II. Dans toutes les causes, et dans toutes les occasions qui se présentent, le pouvoir législatif est le pouvoir souverain. Car, ceux qui peuvent proposer des loix à d’autres, doivent nécessairement leur être supérieurs : et puisque l’autorité législative n’est l’autorité législative de la société, que par le droit qu’elle a de faire des loix pour toutes les parties et pour tous les membres de la société, de prescrire des règlemens pour leurs actions, et de donner le pouvoir de punir exemplairement ceux qui les auroient enfreints, il est nécessaire que le pouvoir législatif soit souverain, et que tous les autres pouvoirs des différens membres de l’état dérivent de lui et lui soient subordonnés.

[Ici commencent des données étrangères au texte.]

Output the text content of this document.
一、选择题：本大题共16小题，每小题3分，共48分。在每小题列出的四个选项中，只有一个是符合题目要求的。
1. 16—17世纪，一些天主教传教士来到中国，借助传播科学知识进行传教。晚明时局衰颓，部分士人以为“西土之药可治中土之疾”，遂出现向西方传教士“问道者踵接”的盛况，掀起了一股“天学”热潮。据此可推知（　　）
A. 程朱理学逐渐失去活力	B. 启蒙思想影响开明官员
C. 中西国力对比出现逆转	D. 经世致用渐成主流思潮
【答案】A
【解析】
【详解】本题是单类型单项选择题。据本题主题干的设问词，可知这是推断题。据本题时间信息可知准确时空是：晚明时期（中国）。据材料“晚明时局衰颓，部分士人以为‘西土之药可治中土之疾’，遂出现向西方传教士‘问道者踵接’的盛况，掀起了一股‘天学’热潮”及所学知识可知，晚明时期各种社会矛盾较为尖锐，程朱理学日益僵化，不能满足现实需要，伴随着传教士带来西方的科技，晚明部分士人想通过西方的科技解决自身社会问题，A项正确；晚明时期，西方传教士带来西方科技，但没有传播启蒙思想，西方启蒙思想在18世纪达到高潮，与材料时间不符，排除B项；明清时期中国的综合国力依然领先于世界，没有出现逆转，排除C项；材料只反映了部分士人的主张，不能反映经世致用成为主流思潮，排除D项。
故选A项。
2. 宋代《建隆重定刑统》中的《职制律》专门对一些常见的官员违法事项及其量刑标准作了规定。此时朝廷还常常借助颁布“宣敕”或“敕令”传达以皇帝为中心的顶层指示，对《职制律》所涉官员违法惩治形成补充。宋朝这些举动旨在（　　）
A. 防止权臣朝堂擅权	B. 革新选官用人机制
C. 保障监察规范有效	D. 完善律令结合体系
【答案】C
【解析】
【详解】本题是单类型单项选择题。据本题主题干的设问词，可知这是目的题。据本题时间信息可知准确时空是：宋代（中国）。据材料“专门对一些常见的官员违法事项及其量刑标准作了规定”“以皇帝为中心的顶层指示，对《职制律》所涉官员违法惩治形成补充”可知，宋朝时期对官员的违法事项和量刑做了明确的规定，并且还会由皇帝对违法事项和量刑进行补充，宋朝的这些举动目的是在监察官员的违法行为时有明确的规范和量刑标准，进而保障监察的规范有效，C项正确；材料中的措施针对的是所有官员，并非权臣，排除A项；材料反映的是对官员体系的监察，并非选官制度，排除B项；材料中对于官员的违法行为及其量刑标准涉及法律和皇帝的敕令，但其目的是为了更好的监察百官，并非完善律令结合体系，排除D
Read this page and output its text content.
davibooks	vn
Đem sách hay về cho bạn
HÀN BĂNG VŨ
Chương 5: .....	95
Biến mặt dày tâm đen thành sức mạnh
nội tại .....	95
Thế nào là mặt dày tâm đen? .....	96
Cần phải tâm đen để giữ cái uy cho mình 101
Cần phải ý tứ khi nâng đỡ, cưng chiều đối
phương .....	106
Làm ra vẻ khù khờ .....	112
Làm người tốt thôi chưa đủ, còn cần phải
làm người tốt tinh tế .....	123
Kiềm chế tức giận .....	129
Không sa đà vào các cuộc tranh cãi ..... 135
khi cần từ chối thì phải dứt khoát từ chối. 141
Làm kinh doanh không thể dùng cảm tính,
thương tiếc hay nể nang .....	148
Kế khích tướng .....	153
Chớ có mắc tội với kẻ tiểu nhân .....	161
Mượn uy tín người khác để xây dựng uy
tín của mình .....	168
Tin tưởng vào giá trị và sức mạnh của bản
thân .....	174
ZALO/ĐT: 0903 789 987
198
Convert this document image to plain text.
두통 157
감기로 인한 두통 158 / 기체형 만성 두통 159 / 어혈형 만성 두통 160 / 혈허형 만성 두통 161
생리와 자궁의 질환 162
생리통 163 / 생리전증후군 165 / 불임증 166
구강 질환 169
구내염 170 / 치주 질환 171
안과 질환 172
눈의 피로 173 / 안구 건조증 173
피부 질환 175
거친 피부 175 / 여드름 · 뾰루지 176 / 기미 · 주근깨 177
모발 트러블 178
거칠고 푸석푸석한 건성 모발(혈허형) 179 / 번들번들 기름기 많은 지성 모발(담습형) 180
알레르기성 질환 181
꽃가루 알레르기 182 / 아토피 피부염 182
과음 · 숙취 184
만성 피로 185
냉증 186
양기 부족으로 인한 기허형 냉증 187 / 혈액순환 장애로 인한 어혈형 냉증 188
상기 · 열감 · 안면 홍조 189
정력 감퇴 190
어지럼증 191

III. Dans quelques états où l’assemblée de ceux qui ont le pouvoir législatif n’est pas toujours sur pied, et où une seule personne est revêtue du pouvoir exécutif, et a aussi sa part au législatif, cette personne peut être considérée, en quelque manière, comme souveraine. Elle est souveraine, non en tant qu’en elle seule réside tout le pouvoir souverain de faire des loix, mais premièrement, en tant qu’elle a en soi le pouvoir souverain de faire exécuter les loix ; et que de ce pouvoir dérivent tous les différens pouvoirs subordonnés des magistrats, du moins la plupart ; et en second lieu, en tant qu’il n’y a aucun supérieur législatif au-dessus d’elle, ni égal à elle, et que l’on ne peut faire aucune loi sans son consentement. Cependant, il faut observer encore que, quoique les sermens de fidélité lui soient prêtés, ils ne lui sont pas prêtés comme au législateur suprême, mais comme à celui qui a le pouvoir souverain de faire exécuter les loix faites par lui, conjointement avec d’autres. La fidélité à laquelle on s’engage par les sermens, n’étant autre chose que l’obéissance que l’on promet de rendre conformément aux loix, il s’ensuit que, quand il vient à violer et à mépriser ces loix, il n’a plus droit d’exiger de l’obéissance et de rien commander, à cause qu’il ne peut prétendre à cela qu’en tant qu’il est une personne publique, revêtue du pouvoir des loix, et qui n’a droit d’agir que selon la volonté de la société, qui y est manifestée, par les loix qui y sont établies. Tellement que dès qu’il cesse d’agir selon ces loix et la volonté de l’état, et qu’il suit sa volonté particulière, il se dégrade par-là lui-même, et devient une personne privée, sans pouvoir et sans autorité.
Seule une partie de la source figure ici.